Flask Dashboard: The AI Referee Interface
The final component is a Flask-powered dashboard designed like a VAR command center.
app.py → reads output/player_positions.csv → renders index.htmlThe dashboard includes:
- Live tactical pitch visualization
- Player tracking overlays
- Game clock
- Match event feed
- AI-generated alerts
- Player detail popups
- Live statistics panels
- Fan interaction polls
The football pitch itself is drawn entirely with CSS using borders, positioning, and aspect-ratio styling.

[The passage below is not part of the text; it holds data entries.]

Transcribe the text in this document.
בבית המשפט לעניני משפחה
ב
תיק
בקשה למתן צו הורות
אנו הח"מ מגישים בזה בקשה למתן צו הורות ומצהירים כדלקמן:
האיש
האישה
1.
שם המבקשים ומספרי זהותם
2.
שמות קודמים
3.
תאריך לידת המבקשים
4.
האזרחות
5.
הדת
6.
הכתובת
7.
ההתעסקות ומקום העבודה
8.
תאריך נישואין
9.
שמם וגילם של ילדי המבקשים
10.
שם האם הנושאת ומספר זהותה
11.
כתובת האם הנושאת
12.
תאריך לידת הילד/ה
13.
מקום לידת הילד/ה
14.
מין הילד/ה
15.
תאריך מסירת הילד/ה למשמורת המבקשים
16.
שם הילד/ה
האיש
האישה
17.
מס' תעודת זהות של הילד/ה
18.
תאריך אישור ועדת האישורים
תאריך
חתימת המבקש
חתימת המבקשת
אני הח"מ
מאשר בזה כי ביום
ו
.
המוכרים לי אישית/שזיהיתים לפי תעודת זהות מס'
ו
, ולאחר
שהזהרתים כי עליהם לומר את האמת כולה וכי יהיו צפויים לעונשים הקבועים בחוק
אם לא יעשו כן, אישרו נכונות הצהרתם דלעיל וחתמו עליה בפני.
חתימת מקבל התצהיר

Challenges and Limitations
While functional, the system still has several limitations:
- Broadcast camera movement reduces calibration accuracy
- SSIM classification struggles under lighting changes
- No robust ball tracking yet
- Occlusion handling remains difficult
- Single-camera reconstruction limits positional precision
Future Improvements
- Deep ReID embeddings for robust player identity tracking
- Ball trajectory estimation
- Offside detection logic
- Multi-camera 3D reconstruction
- Automatic event recognition
- Live stream ingestion
- Professional camera calibration pipelines
Project Setup
# Clone YOLOv5
git clone https://github.com/ultralytics/yolov5 ../yolov5
# Install dependencies
pip install torch opencv-python numpy pandas flask scikit-image sort-track
# Run the pipeline
cd tests && python main.py
# Launch dashboard
cd .. && python app.pyThe project requires custom video footage, YOLO weights, and jersey template images.
Conclusion
This project demonstrates how modern computer vision tools can transform ordinary football broadcast footage into a rich tactical analytics platform. With open source frameworks like YOLOv5, OpenCV, Flask, and SORT, developers can now build systems that were previously available only to elite sports organizations.
From player tracking to tactical mapping, the foundations of an AI referee are more accessible than ever.